Improve from older variations of Airflow to model 2.8.1
You possibly can benefit from these newest capabilities by upgrading your older Airflow model 2.x-based environments to model 2.8.1 utilizing in-place model upgrades. To study extra about in-place model upgrades, confer with Upgrading the Apache Airflow model or Introducing in-place model upgrades with Amazon MWAA.
Conclusion
On this submit, we mentioned some vital options launched in Airflow model 2.8, comparable to object storage, the brand new XCom tab added to the grid view, process context logging, listener hooks for datasets, and how one can begin utilizing them. We additionally offered some pattern code to point out implementations in Amazon MWAA. For the whole checklist of adjustments, confer with Airflow’s launch notes.
For extra particulars and code examples on Amazon MWAA, go to the Amazon MWAA Consumer Information and the Amazon MWAA examples GitHub repo.

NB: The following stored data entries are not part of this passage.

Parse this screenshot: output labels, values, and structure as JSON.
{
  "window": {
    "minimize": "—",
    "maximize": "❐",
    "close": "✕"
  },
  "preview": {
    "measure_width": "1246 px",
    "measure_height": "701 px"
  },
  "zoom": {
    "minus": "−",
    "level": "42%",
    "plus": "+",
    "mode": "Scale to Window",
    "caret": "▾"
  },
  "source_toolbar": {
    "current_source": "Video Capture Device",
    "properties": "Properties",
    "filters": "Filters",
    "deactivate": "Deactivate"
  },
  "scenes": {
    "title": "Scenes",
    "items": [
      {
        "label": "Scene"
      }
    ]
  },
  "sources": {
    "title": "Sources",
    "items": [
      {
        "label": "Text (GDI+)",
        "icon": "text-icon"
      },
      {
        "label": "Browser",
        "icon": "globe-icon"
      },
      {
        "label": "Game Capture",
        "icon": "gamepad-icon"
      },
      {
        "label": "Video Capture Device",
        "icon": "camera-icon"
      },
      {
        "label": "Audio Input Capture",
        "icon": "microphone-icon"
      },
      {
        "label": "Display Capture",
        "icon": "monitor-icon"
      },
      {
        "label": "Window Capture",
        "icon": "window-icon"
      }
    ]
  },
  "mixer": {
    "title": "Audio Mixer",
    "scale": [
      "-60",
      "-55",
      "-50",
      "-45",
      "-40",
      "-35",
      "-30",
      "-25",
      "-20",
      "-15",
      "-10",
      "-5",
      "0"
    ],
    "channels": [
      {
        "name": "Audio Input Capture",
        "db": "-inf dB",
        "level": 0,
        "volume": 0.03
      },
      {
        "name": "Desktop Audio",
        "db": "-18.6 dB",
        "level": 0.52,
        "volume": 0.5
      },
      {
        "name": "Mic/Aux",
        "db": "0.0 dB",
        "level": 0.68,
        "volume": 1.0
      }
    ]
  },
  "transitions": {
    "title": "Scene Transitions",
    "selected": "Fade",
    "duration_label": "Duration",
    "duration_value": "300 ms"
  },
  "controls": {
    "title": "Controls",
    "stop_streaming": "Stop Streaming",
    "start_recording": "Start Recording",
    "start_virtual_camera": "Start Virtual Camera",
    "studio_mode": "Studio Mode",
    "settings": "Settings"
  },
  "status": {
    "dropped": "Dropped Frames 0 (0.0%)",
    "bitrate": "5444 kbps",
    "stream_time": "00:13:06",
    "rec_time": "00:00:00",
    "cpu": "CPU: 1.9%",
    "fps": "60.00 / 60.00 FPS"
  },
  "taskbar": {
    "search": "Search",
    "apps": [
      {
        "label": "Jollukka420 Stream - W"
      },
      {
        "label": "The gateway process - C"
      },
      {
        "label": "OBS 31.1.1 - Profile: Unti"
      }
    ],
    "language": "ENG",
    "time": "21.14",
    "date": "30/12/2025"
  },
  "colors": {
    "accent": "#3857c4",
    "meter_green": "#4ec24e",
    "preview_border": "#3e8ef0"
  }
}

Apache, Apache Airflow, and Airflow are both registered logos or logos of the Apache Software program Basis in the US and/or different international locations.
In regards to the Authors
Mansi Bhutada is an ISV Options Architect based mostly within the Netherlands. She helps prospects design and implement well-architected options in AWS that deal with their enterprise issues. She is enthusiastic about information analytics and networking. Past work, she enjoys experimenting with meals, enjoying pickleball, and diving into enjoyable board video games.
Hernan Garcia is a Senior Options Architect at AWS based mostly within the Netherlands. He works within the monetary providers trade, supporting enterprises of their cloud adoption. He’s enthusiastic about serverless applied sciences, safety, and compliance. He enjoys spending time with household and buddies, and attempting out new dishes from totally different cuisines.